Challenging problem in Hungerford's $\textit{Algebra}$ Here is a problem from the text $\textit{Algebra}$ by Hungerford, which I seem to be stuck on for quite some time now:  
Let $A$ be a cyclic $R$-module ($R$ is assumed to be a principal ideal domain) of order $r \in R$.
(a) If $\gcd(s,r)=1$ for some $s \in R$, then $sA=A$ and $A[s]=0$.
(b) If $s$ divides $r$, say $sk=r$, then $sA \cong R/(k)$ and $A[s] \cong R/(s)$.  
For (a), since $s,r$ are relatively prime, there exist $x,y \in R$ such that $sx + ry=1$ by Bézout's Identity. Now by definition,  $sA= \{sa: a\in A\}$ and $A[s]= \{a \in A: sa=0\}$. Isn't one inclusion clear, i.e. $sA \subset A$? If so, how should I approach the reverse inclusion just on the basis of relative primality, $A$ being cyclic, and $R$ being a PID of order $r$? For (b), a hint was given: use the First Isomorphism Theorem, but so far I'm not sure what $R$-module homomorphism(s) to use, but I'm sure that they will have to involve cosets and must be surjective in order to apply the First Isomorphism Theorem (that is quite clear to me). I'd appreciate any useful feedback.
 A: Let's first deal with (a). Let $b$ be a generator for $A$. Then $rb = 0$. Since $A$ is an $R$-module, $sA \subset A$. On the other hand, using a relation $sx + ry = 1$ ($x,y\in R$) and the equation $rb = 0$, we find that
\begin{equation}
b = 1b = (sx + ry)b = s(xb) + y(rb) = x(sb) + y(0) = s(xb) \in sA.
\end{equation}
Hence $A \subset sA$ and therefore $A = sA$. 

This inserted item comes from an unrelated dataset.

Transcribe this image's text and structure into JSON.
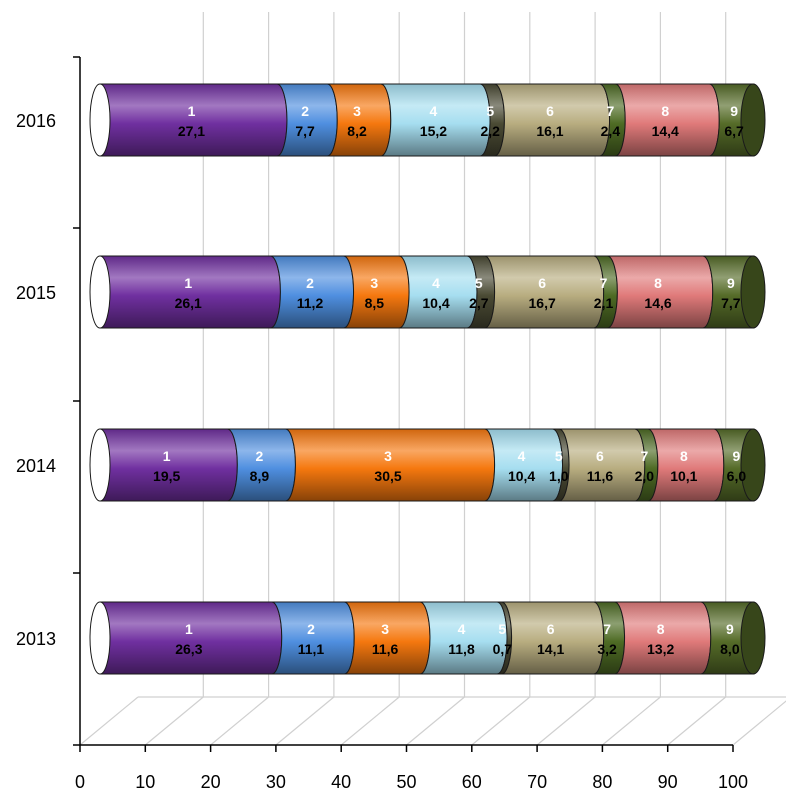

Suppose $a\in A[s]$. Then $sa = 0 = ra$. Therefore
\begin{equation}
a = 1a = (sx + ry)a = x(sa) + y(ra) = x(0) + y(0) = 0.
\end{equation}
Thus $A[s] = 0$.
To answer (b), consider the mapping $\phi : R \to A[s]$ defined by the equation $\phi(t) = ktb$. This is well-defined, since for any $t \in R$, 
\begin{equation}
s(ktb) = (sk)tb = rtb = t(rb) = t(0) = 0.
\end{equation}
Given a triple $t, u, v\in R$,
\begin{equation}
\phi(tu + v) = k(tu + v)b = t(kub) + kvb = t\phi(u) + \phi(v)
\end{equation}
So, $\phi$ is an $R$-homomorphism. 
Now we show that $\text{Ker}(\phi) = (s)$. Given $t \in \text{Ker}(\phi)$, $ktb = 0$ and so $kt\in (r)$. Write $kt = ru$ for some $u \in R$. Since $r = sk$, $kt = ksu$, whence $t = su$ (since $R$ is an integral domain and $k$ is nonzero). Thus $t \in (s)$, showing that $\text{Ker}(\phi) \subset (s)$. On the other hand, $\phi(s) = ksb = rb = 0$. Therefore $(s) \subset \text{Ker}(\phi)$ and consequently $\text{Ker}(\phi) = (s)$. 
The mapping $\phi$ is also onto. For given $a\in A[s]$, $a = tb$ for some $t\in R$ and $sa = 0$, i.e., $stb = 0$. Thus $st \in (r)$, and we can write $st = ru$ for some $u\in R$. Then $st = sku$, implying that $t = ku$. Therefore $\phi(u) = kub = tb = a$.
Since $\phi$ is an onto $R$-homomorphism with kernel $(s)$, the first isomorphism theorem gives $A[s] \cong R/(s)$.
By a similar argument, the mapping $\psi : R \to sA$ defined by the equation $\psi(t) = stb$ is an onto $R$-homomorphism with kernel $(k)$. So $sA \cong R/(k)$ by the first isomorphism theorem.